Large and important parts of our cultural heritage are stored in archives that are difficult to access. Documents and notes are written in hard-to-read historical handwriting and are weakly structured, precluding access to a wider public, or to scientists and other experts. Computer-based recognition of connected-cursive script is, in general, distinctly beyond the scope of current technology.
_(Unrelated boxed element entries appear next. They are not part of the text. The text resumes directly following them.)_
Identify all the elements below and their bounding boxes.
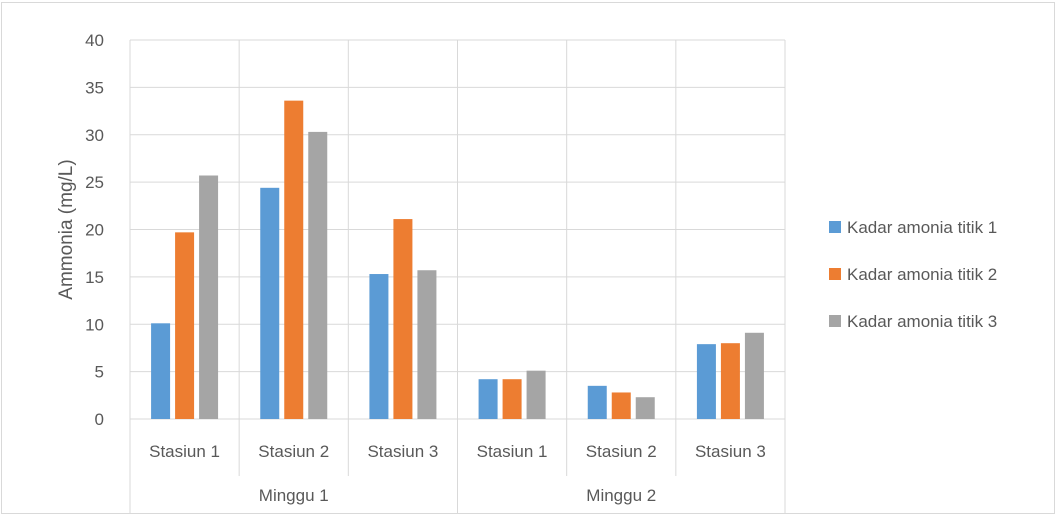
y-axis-label: Ammonia (mg/L) [56, 159, 77, 299]
legend-swatch [829, 268, 841, 280]
bar [720, 343, 740, 419]
bar [696, 344, 716, 419]
y-tick-label: 25 [85, 173, 104, 192]
bar [260, 187, 280, 419]
y-tick-label: 10 [85, 315, 104, 334]
bar [393, 219, 413, 419]
y-tick-label: 30 [85, 126, 104, 145]
bar [526, 370, 546, 419]
x-category-label: Stasiun 1 [477, 442, 548, 461]
bar [175, 232, 195, 419]
bar [199, 175, 219, 419]
legend-label: Kadar amonia titik 3 [847, 312, 997, 331]
y-axis-ticks: 0 5 10 15 20 25 30 35 40 [85, 31, 104, 429]
bar [284, 100, 304, 419]
x-category-label: Stasiun 3 [695, 442, 766, 461]
y-tick-label: 15 [85, 268, 104, 287]
x-category-label: Stasiun 2 [258, 442, 329, 461]
x-axis-categories: Stasiun 1 Stasiun 2 Stasiun 3 Stasiun 1 Stas… [149, 442, 766, 505]
bar [744, 332, 764, 419]
legend: Kadar amonia titik 1 Kadar amonia titik 2… [829, 218, 997, 331]
bar [417, 270, 437, 419]
bar [151, 323, 171, 419]
legend-swatch [829, 315, 841, 327]
bar [587, 385, 607, 419]
bar [502, 379, 522, 419]
x-group-label: Minggu 2 [586, 486, 656, 505]
x-category-label: Stasiun 1 [149, 442, 220, 461]
bar [635, 397, 655, 419]
y-tick-label: 40 [85, 31, 104, 50]
bars [151, 100, 764, 419]
y-tick-label: 5 [95, 363, 104, 382]
x-category-label: Stasiun 2 [586, 442, 657, 461]
bar [478, 379, 498, 419]
bar [611, 392, 631, 419]
bar [369, 274, 389, 419]
y-tick-label: 35 [85, 78, 104, 97]
y-tick-label: 20 [85, 221, 104, 240]
x-group-label: Minggu 1 [259, 486, 329, 505]
bar [308, 131, 328, 419]
y-tick-label: 0 [95, 410, 104, 429]
x-category-label: Stasiun 3 [367, 442, 438, 461]
legend-swatch [829, 221, 841, 233]
legend-label: Kadar amonia titik 1 [847, 218, 997, 237]
legend-label: Kadar amonia titik 2 [847, 265, 997, 284]
gridlines [129, 39, 786, 514]
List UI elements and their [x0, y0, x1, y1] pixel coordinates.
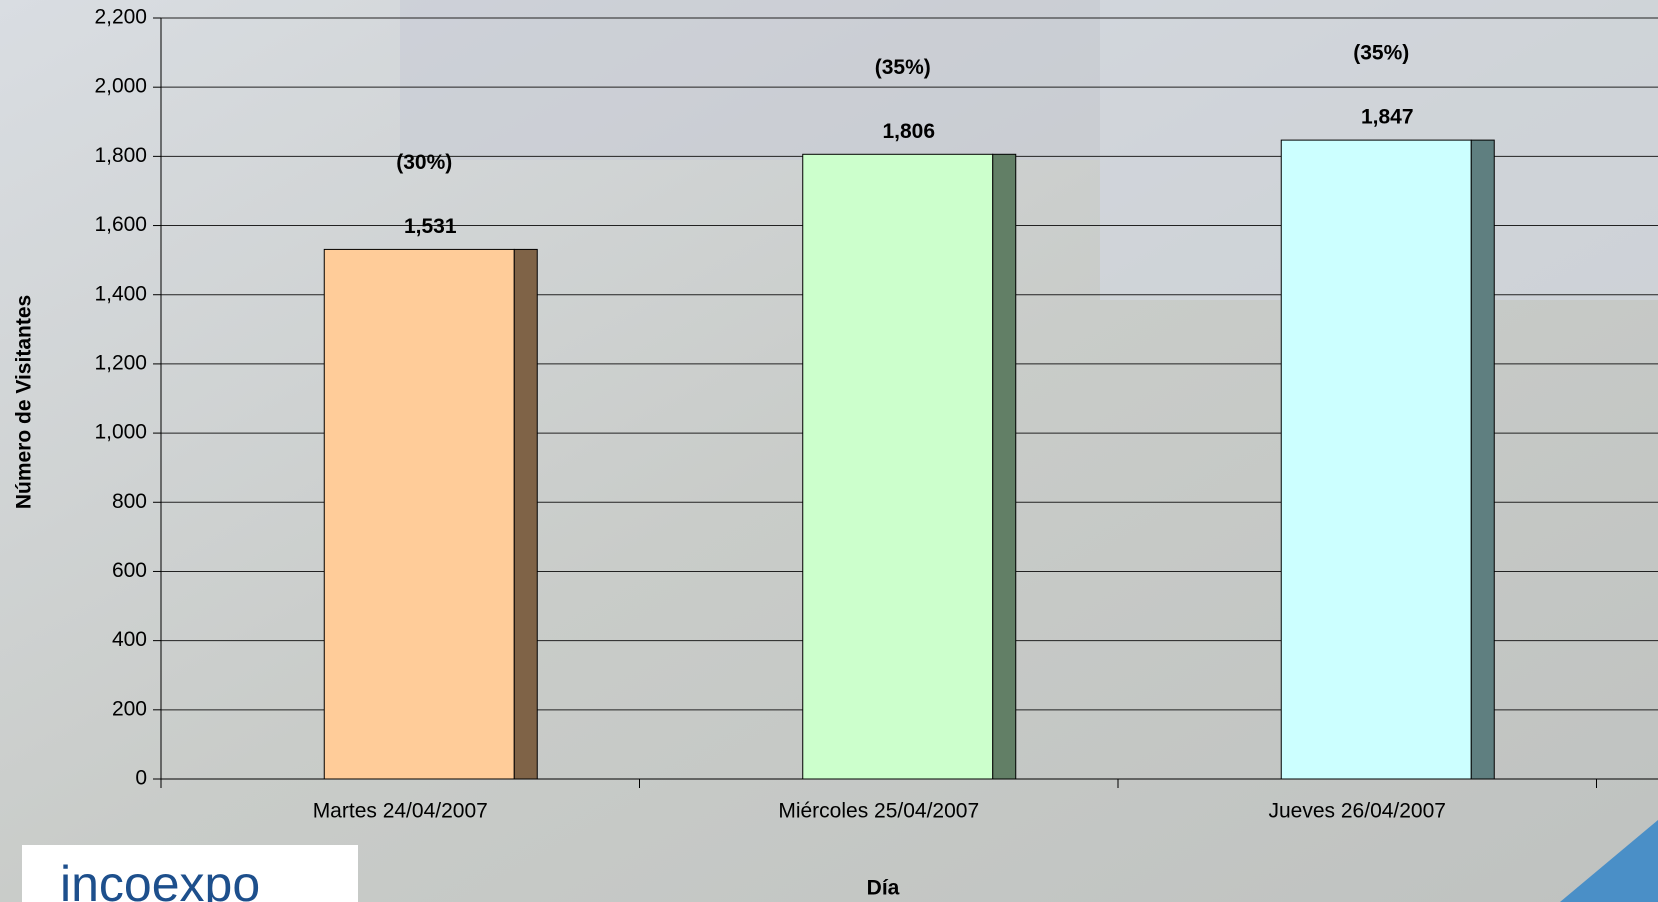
bar-side	[992, 153, 1017, 780]
bar	[802, 153, 994, 780]
y-axis-title: Número de Visitantes	[13, 295, 36, 509]
y-tick-label: 600	[112, 559, 147, 582]
y-tick-label: 400	[112, 628, 147, 651]
share-label: (30%)	[396, 151, 452, 174]
y-tick-label: 800	[112, 490, 147, 513]
value-label: 1,531	[404, 215, 457, 238]
share-label: (35%)	[1353, 42, 1409, 65]
share-label: (35%)	[875, 56, 931, 79]
background-corner	[1560, 820, 1658, 902]
y-tick-label: 1,400	[94, 282, 147, 305]
y-tick-label: 1,000	[94, 421, 147, 444]
x-tick-label: Martes 24/04/2007	[313, 800, 488, 823]
x-tick-label: Jueves 26/04/2007	[1269, 800, 1446, 823]
logo-box	[22, 845, 358, 902]
value-label: 1,847	[1361, 106, 1414, 129]
y-tick-label: 2,000	[94, 75, 147, 98]
bar	[323, 248, 515, 780]
background-photo	[400, 0, 1100, 160]
y-tick-label: 2,200	[94, 6, 147, 29]
y-tick-label: 1,600	[94, 213, 147, 236]
bar-side	[1470, 139, 1495, 780]
bar-side	[513, 248, 538, 780]
y-tick-label: 0	[135, 767, 147, 790]
x-tick-label: Miércoles 25/04/2007	[778, 800, 979, 823]
bar	[1280, 139, 1472, 780]
logo: incoexpo	[60, 856, 260, 902]
value-label: 1,806	[882, 120, 935, 143]
y-tick-label: 1,800	[94, 144, 147, 167]
x-axis-title: Día	[867, 877, 900, 900]
y-tick-label: 1,200	[94, 351, 147, 374]
y-tick-label: 200	[112, 697, 147, 720]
Our project will investigate this challenging problem by attempting to interpret the notes and illustrations of the Natuurkundige Commissie. It is one of the top-collections of Naturalis Biodiversity Center, containing a rich account of 17,000 pages of scientific exploration of the Indonesian Archipelago (1820- 1850). Correctly interpreting illustrated handwritten historical archives is hard. For handwriting recognition we use the MONK system, a state-of-the-art machine learning handwriting system. Yet, we may rely on the circumstances of the committee’s voyages, and contextual information of the species, locations and habitats. This information will be used to support the handwriting recognition of the historic collection. MONK will be extended with layout formatting and ontology elements. Furthermore, the Naturalis taxonomic expertise, in combination with history of science methods, are used to bootstrap, train and refine the system.
The project aims to develop a technologically advanced and user-centered digital environment that provides access to archives containing handwritten notes and illustrations. This technological tool, that combines both image and textual recognition, allows, for the first time, an integrated study of underexplored scientific heritage collections and archives in general.